Terlebih, adanya keterlibatan oknum Polri dalam pemalsuan surat jalan Djoko Tjandra yang kemudian menjadi triger bagi Polri untuk membuktikan diri. Kejaksaan pun harus membuktikan diri setelah kegagalan di tahun 2009 dalam menjalankan proses eksekutorialnya dan lalai dalam mengambil tindakan red notice dalam perjalanan Djoko Tjandra.
Menurut Rizqi Azmi, pembuktian diri ini harus selalu dilakukan Polri dan Kejaksaan untuk membuka secara terang benderang kasus Djoko Tjandra secara transparan dan akuntabel kepada publik. Bahkan, bisa menjadi momen penting yang harus dimanfaatkan Kapolri dan Jaksa Agung membongkar kasus korupsi kelas kakap BLBI dan Bank Bali yang selama ini selalu menemui jalan buntu secara hukum dan politik di DPR.
"Djoko Tjandra adalah salah satu kunci untuk membongkar pelaku-pelaku lainnya dan mengambil kembali aset negara yang telah di rampas dan dicuri oleh white collar crime," tuturnya
Terhadap Djoko Tjandra, Polri dan Kejaksaan Agung harus bertindak tegas dalam eksekusi kasus lama dan penegakan terhadap kasus tindak pidana yang baru saja dilakukannya sebagai residivis. sebagai seseorang koruptor berdasarkan putusan MA 2009 harus menjalani hukumannya yang setimpal.

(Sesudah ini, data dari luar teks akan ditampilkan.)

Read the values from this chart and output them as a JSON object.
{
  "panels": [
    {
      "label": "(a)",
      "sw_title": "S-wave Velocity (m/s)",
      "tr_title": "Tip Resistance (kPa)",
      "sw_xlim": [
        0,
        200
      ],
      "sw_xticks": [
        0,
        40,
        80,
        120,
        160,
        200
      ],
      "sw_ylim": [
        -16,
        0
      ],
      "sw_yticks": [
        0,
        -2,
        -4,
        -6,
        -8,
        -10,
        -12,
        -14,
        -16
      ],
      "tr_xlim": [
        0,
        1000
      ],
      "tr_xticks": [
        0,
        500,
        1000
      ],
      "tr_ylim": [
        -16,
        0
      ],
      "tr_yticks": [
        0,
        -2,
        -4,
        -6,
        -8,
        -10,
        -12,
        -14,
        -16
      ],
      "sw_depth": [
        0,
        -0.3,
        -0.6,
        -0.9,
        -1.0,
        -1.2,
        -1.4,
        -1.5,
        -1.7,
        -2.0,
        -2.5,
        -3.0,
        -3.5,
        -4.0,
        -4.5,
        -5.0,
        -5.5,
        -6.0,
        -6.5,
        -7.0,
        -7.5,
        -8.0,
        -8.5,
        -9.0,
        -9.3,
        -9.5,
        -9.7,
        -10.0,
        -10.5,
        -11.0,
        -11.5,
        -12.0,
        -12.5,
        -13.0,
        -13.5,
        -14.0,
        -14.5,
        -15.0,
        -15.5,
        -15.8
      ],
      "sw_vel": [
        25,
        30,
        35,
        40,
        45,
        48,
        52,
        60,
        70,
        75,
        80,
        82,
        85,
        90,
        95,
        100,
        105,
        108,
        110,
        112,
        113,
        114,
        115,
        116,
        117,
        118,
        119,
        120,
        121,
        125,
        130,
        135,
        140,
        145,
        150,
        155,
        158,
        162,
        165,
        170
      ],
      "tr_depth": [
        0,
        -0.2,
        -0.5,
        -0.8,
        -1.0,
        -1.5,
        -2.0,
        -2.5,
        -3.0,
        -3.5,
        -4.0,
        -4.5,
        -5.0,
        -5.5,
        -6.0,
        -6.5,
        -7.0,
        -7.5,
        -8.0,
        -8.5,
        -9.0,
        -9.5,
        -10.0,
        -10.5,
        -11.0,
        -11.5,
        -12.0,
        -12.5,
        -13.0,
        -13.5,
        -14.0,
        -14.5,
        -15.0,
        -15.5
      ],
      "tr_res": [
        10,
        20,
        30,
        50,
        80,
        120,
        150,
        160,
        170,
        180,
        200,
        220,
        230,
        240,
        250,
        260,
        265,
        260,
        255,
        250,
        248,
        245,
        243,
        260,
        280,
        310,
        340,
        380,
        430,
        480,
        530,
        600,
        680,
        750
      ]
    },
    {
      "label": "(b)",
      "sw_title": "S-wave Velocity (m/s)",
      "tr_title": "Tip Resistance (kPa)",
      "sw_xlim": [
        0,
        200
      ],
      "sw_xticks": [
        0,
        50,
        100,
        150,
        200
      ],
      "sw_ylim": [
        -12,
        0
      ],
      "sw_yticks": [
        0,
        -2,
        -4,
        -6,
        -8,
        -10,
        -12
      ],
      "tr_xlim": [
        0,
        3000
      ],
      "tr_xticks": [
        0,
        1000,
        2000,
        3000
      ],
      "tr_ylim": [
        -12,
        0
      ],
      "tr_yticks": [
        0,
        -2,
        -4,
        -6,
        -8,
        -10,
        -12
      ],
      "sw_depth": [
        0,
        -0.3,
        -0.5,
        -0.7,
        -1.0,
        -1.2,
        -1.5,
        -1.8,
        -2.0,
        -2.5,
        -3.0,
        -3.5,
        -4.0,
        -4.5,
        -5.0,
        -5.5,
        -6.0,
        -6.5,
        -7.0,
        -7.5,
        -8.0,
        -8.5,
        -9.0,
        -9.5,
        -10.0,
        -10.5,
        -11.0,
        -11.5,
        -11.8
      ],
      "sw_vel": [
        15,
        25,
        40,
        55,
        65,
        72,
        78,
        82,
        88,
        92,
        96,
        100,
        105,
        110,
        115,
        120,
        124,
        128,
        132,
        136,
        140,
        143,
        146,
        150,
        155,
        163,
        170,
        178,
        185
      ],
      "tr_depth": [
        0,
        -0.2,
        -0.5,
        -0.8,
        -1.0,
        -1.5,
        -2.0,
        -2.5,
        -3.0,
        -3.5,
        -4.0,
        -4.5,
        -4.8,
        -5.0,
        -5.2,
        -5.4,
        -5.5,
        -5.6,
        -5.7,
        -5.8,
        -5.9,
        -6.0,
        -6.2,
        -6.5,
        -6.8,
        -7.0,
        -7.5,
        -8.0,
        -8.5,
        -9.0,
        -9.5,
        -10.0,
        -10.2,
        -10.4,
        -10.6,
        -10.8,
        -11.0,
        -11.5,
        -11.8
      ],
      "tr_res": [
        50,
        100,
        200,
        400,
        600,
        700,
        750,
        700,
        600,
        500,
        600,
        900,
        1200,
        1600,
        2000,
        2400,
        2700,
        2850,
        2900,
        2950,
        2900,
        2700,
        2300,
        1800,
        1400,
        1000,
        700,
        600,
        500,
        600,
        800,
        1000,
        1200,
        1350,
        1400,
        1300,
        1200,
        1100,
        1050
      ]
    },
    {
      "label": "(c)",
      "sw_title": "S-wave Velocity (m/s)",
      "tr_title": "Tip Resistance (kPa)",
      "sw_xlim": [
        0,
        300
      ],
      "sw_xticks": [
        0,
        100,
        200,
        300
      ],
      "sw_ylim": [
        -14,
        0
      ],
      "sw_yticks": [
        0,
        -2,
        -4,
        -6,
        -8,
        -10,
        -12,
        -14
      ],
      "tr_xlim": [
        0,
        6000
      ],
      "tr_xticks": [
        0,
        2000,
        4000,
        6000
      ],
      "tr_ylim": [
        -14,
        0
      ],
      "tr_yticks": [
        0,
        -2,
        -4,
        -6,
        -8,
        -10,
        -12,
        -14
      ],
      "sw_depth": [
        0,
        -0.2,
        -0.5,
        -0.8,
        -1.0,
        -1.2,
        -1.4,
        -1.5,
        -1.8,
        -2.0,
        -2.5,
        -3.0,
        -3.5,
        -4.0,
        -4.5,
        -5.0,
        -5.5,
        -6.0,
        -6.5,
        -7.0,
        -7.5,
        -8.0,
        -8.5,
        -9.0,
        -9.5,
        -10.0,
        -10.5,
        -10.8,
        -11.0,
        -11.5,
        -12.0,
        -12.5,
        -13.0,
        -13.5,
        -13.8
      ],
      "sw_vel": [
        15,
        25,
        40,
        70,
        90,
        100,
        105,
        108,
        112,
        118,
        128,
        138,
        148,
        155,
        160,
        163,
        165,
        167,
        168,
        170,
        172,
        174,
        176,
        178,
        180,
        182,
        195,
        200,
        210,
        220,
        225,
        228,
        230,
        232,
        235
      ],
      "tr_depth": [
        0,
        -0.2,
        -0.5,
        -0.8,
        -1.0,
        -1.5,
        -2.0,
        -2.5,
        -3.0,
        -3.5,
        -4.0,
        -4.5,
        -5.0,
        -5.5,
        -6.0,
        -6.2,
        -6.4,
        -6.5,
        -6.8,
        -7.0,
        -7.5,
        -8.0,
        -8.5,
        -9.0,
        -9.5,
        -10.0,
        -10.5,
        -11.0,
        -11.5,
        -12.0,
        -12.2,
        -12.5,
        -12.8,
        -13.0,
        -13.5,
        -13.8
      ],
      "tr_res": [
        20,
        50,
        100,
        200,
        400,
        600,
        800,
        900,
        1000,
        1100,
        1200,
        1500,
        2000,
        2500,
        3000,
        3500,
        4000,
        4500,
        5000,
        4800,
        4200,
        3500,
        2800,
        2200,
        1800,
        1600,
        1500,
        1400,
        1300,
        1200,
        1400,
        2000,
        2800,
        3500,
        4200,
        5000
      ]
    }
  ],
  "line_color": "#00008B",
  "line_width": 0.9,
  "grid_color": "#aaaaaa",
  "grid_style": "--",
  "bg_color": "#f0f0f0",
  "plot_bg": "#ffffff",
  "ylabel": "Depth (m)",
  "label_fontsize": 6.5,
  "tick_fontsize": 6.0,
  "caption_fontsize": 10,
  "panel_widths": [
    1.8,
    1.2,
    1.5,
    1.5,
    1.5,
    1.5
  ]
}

"Mulai dari segala itikad buruknya sewaktu buron dan kejahatan Baru yang merupakan tindak pidana dalam pemalsuan surat (termasuk penyuapan birokrasi), penipuan, kejahatan lintas negara ditambah dengan pemberatan pidana sebagai residivis sampai dengan permufakatan jahat dengan oknum aparat penegak hukum dan birokrat," ujarnya.
Dikatakannya, secara delik pidana, Djoko Tjandra sebagai koruptor yang melarikan diri dapat diberikan pemberatan hukuman sesuai UU Tipikor. Kemudian dijerat dengan pasal 263 ayat 1 jo pasal 378 KUHP dengan ancaman 6 tahun penjara dikaitkan dengan pemalsuan dan penipuan berupa penerbitan surat berharga yang dapat menimbulkan kerugian.
Dalam yurisprudensi tetap, perlakuanya di sebut "intelectuele Valsheid" atau pemalsuan secara intelektual yang menimbulkan kerugian bagi kepentingan masyarakat ( Hoge Raad 1941, No 42). Terkait residivis dan itikad buruk yang berkenaan dengan pasal di atas dapat dikenakan juga ketentuan pasal 486 KUHP dengan penambahan sepertiga hukuman terutama terkait kasus tindak pidana baru djoko Tjandra yang belum lewat lima tahun.
Terkait kongkalikong dengan oknum pejabat, kata dia, Djoko Tjandra dapat juga dikenakan pasal 88 dan pasal 55 terkait permufakatan jahat. Dia pun berharap, Polri, Kejaksaan, dan KPK dapat mengurai dan membongkar benang kusut pemberantasan kasus korupsi Bank Bali dan BLBI.